Alliance for Journalists advocated for media freedom and journalists’ rights.
The Alliance’s director Olivia Pirie-Griffiths says press freedom is essential to democracy.
“Without the public having the ability to know what’s going on, or to hold those in power accountable, the essence of democracy is lost,” she says.
Last year, Australia fell 14 points on the Press Freedom Index.
The country is now ranked 39 out of 180 countries.
According to the report, the Australian population has recently began to view the media as ‘untrustworthy’ with only 41% Australians have faith in the media.
Media Entertainment and Arts Alliance president Kate Ferguson says digitalisation and a lack of funding are significant contributing factors.
“Because of that lack of funds, there’s been shortcuts. There’s a bit of a ‘churn and burn’ element that’s been introduce to journalism; hiring a lot of younger journalists that are inexperienced, working them hard. They leave the industry.”

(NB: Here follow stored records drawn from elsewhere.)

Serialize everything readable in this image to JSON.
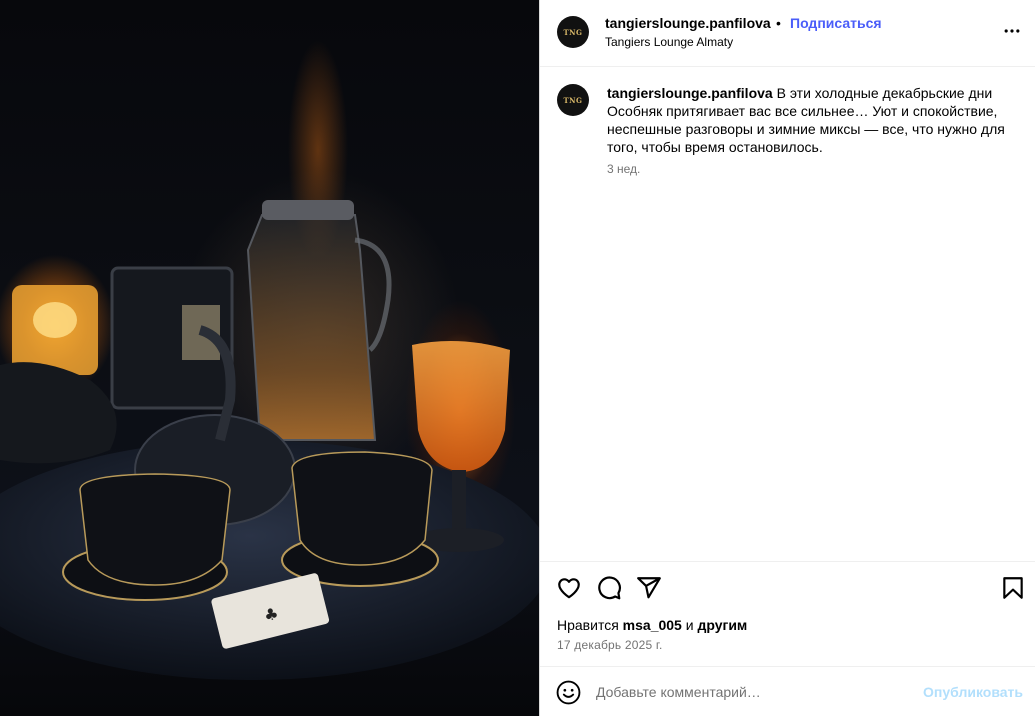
{
  "post": {
    "username": "tangierslounge.panfilova",
    "separator": "•",
    "follow_label": "Подписаться",
    "location": "Tangiers Lounge Almaty",
    "avatar_text": "TNG",
    "caption_text": "В эти холодные декабрьские дни Особняк притягивает вас все сильнее… Уют и спокойствие, неспешные разговоры и зимние миксы — все, что нужно для того, чтобы время остановилось.",
    "caption_time": "3 нед.",
    "likes_prefix": "Нравится",
    "likes_user": "msa_005",
    "likes_middle": "и",
    "likes_others": "другим",
    "date": "17 декабрь 2025 г."
  },
  "comment": {
    "placeholder": "Добавьте комментарий…",
    "publish_label": "Опубликовать"
  },
  "icons": {
    "more": "more-options-icon",
    "like": "heart-icon",
    "comment": "comment-icon",
    "share": "share-icon",
    "save": "bookmark-icon",
    "emoji": "emoji-icon"
  },
  "colors": {
    "follow": "#4a5df9",
    "publish_disabled": "#b2dffc",
    "muted_text": "#737373"
  }
}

Ms Pirie-Griffiths says because the public often struggle to define journalism’s nature, a certification program could be beneficial.

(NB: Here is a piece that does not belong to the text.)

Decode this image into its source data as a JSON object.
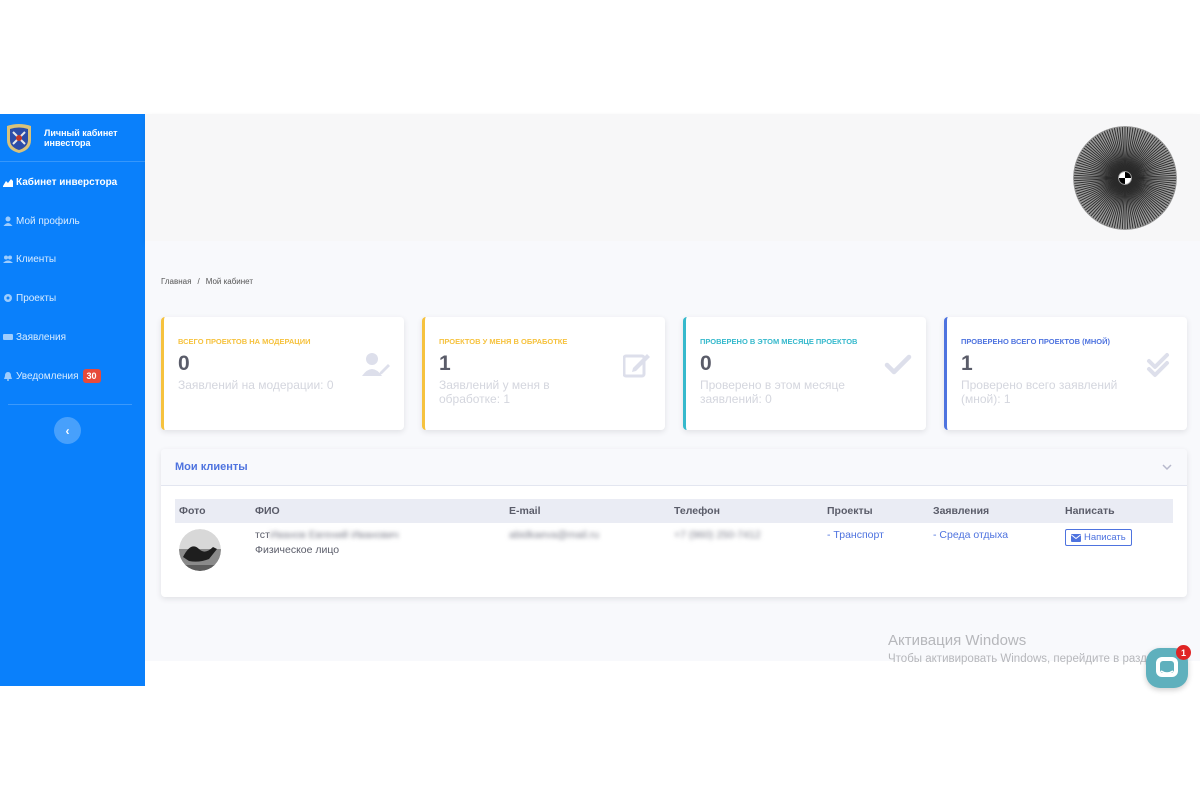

“Not only would it enable the public to understand what journalism is and the information they can trust, but also help incentivise the industry to meet a certain standard for the material they publish.”
Ms Pirie-Griffiths says public distrust caused by a combination of factors.
“Clickbait journalism disintegrates trust, but they (journalists) are also pressured to put out click bait journalism due to the failure of public interest journalism funding models and the rise of big tech,” she says.
In 2019, the Alliance for Journalists’ Freedom outlined seven recommendations for press freedom.
In support of the Alliance for Journalists’ Freedom, Ms Ferguson says legalities around shield laws, whistleblowers and national security make it difficult for journalists.
Ms Ferguson says under current legislation, journalists face the risk of imprisonment.
“If a government employee provides a journalist with a tip off … that journalist goes and publishes that information, if the government then approaches that journalists and says ‘reveal your source’, and then refuse to, they could possibly go to jail,” she says.
Ms Pirie-Griffiths says change is needed but there is hope for the future of Australian journalism.
“We think the combination of the Media Freedom Act supported in law and the voluntary certification program are two essential elements that will help strengthen press freedom and strengthen Australia’s democracy in the years to come,” she says.
“We are making good progress but it takes the will of parliament to do that and the will of the people.”